- Photo courtesy of Kristi Jan Hoover
- The White Chip
Once upon a time, the playwright/director Sean Daniels got a good review in The New York Times. But even that couldn’t persuade him to stop destroying his life with alcohol.
In his autobiographical play, The White Chip, staged by City Theatre at Lester Hamburg Studio, Daniels (portrayed by Kyle Cameron) tells his story in a virtual monologue, with two other actors — called #1 and #2 in the program — serving as parents, friends, lovers, colleagues, and rehab counselors, among others. They also keep score on a chalkboard: For every good thing Sean discovers about drinking to excess, “Pro” gets a slash, and for every bad thing, one point for “Con.” Spoiler alert: Pro loses.

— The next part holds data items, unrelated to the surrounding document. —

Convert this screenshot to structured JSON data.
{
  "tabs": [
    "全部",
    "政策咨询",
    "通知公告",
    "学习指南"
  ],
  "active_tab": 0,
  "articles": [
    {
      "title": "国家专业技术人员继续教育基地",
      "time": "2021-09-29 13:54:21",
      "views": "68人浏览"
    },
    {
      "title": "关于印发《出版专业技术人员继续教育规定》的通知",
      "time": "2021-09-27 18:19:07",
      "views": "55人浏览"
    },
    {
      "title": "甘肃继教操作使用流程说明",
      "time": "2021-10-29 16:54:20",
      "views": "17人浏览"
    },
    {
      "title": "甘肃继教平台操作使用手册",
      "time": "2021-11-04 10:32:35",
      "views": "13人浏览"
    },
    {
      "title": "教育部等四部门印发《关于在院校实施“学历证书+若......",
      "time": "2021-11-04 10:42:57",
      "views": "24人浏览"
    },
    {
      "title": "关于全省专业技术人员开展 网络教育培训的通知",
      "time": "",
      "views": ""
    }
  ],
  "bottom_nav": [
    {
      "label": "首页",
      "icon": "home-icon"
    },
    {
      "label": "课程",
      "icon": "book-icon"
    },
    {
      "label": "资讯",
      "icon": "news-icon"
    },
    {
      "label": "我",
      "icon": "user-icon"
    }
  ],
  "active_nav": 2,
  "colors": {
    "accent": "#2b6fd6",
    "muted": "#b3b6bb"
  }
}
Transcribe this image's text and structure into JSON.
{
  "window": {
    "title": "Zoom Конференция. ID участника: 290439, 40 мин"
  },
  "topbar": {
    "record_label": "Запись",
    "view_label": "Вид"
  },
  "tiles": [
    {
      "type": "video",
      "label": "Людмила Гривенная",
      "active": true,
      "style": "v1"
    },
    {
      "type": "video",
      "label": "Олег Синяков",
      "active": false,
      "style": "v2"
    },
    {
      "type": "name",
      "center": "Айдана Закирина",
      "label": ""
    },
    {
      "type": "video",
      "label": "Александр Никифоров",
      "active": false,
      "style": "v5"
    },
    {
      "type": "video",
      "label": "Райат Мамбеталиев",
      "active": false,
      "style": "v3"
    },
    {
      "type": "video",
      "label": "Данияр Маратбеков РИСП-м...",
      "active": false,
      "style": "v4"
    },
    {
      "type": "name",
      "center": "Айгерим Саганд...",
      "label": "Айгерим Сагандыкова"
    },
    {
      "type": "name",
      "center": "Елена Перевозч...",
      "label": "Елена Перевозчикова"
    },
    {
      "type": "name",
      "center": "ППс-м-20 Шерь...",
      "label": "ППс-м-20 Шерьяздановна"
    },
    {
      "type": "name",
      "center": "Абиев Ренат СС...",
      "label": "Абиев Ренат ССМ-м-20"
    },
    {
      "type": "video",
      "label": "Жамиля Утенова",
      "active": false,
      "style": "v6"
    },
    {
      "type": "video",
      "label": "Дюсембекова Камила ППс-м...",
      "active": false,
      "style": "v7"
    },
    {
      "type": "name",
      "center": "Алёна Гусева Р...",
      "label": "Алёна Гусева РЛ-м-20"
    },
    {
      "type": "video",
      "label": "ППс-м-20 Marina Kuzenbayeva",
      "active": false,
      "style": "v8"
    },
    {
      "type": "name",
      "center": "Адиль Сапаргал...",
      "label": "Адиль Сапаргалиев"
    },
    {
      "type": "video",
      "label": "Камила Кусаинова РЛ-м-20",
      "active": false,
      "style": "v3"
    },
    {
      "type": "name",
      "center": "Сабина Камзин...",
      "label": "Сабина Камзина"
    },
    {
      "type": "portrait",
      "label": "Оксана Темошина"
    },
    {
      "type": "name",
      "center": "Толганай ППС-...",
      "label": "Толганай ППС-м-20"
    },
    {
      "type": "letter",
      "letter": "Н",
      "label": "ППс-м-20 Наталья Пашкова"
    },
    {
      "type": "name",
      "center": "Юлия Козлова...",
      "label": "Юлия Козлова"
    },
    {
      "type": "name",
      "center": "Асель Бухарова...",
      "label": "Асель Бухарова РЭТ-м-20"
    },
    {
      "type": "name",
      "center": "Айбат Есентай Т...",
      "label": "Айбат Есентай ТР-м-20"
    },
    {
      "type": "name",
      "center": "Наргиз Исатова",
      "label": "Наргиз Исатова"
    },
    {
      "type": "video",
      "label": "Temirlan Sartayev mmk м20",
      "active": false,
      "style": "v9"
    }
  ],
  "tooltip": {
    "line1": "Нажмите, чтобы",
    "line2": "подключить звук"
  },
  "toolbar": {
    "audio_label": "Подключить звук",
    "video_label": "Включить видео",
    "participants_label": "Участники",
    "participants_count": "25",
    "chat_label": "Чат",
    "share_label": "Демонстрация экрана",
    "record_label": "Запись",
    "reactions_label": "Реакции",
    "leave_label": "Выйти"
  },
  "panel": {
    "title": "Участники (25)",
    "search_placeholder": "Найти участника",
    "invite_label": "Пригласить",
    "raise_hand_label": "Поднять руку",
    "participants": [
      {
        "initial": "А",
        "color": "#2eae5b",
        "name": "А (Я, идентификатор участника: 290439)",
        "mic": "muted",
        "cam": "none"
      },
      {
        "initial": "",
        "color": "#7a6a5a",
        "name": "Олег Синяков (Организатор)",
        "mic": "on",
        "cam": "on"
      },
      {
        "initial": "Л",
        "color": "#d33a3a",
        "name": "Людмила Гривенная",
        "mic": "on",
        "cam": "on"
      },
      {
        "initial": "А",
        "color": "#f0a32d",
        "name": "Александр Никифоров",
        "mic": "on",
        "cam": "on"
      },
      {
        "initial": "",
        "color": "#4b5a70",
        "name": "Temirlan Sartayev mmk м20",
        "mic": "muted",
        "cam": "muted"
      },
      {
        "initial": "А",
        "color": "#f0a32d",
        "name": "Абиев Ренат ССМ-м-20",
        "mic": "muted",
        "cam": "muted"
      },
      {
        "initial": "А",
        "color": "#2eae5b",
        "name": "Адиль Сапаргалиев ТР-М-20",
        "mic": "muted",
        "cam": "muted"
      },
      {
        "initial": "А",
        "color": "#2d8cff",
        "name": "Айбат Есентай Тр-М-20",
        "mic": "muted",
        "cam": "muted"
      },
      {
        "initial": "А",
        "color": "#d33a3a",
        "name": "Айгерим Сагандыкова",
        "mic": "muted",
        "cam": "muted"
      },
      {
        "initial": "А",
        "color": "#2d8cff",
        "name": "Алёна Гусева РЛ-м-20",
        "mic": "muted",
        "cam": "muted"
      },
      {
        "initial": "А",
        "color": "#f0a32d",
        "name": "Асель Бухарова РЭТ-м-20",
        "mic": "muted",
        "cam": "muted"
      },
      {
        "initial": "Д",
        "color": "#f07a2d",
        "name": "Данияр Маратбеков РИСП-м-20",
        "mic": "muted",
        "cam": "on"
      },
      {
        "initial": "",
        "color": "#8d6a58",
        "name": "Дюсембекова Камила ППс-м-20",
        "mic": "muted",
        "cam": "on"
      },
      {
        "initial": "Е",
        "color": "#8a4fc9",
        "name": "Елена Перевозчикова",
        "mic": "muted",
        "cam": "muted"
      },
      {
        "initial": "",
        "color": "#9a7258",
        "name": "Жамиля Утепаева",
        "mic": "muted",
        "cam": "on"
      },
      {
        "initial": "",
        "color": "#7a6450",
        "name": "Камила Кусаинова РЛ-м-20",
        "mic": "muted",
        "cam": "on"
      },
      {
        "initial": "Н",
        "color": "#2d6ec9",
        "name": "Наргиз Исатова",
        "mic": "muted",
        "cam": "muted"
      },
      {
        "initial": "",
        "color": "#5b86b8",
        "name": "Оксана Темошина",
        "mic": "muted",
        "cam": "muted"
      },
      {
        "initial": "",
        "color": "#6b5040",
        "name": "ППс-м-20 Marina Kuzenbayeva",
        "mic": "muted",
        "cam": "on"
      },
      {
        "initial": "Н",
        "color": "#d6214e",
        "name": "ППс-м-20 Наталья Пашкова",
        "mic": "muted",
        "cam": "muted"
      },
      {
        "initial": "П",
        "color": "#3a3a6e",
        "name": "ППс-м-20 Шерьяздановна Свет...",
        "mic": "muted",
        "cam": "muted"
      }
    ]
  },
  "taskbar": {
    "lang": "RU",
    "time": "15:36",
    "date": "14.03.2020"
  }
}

Daniels grew up the son of lapsed Mormons, so when he finally enters rehab — after losing a prized job at a theater in Kentucky — he chooses a rather Jesus-y place. It doesn’t work. Then, he gets counseling from Jews, who teach him about the science of alcoholism. This stint sticks, and in a mercifully short mini-lecture (and final jab at religion), he says, “How many didn’t make it because we lead with God and not with science?”
The production is handsomely constructed, making terrific use of myriad sound effects and musical riffs, all impeccably timed. The stage floor itself is a giant chalkboard, which Daniels uses to document moments in his life, and the wall at the back of the stage contains doodles, aphorisms and the molecular structure of alcohol.
Daniels approaches his story with a wit that ranges from the playful to the sardonic, and director Sheryl Kaller sees no reason to contradict him: Her fast-paced, broadly humored, genially crowd-pleasing production only quiets down occasionally for touches of drama and self-discovery. But she (or Daniels) might have chosen a more nuanced approach that doesn’t force each scene to be one thing or the other. This sometimes leaves us wondering whether Sean’s rapid-fire horror stories aren’t as much hyperbole as fact.
We clearly witness this all from Sean’s point of view, which may explain why Daina Michelle Griffith and Daniel Krell, as #1 and # 2, usually perform in broad (and occasionally irritating) ways that border on the cartoonish. Only for a moment at the end, when Sean and his mother get and stay sober, does #1 become a woman who seems real. Cameron — lean, bearded, energetic — is relentlessly agreeable as Sean, and when he’s allowed to tamp it down, you sense that he could have handled the more complex version of Sean that might have been.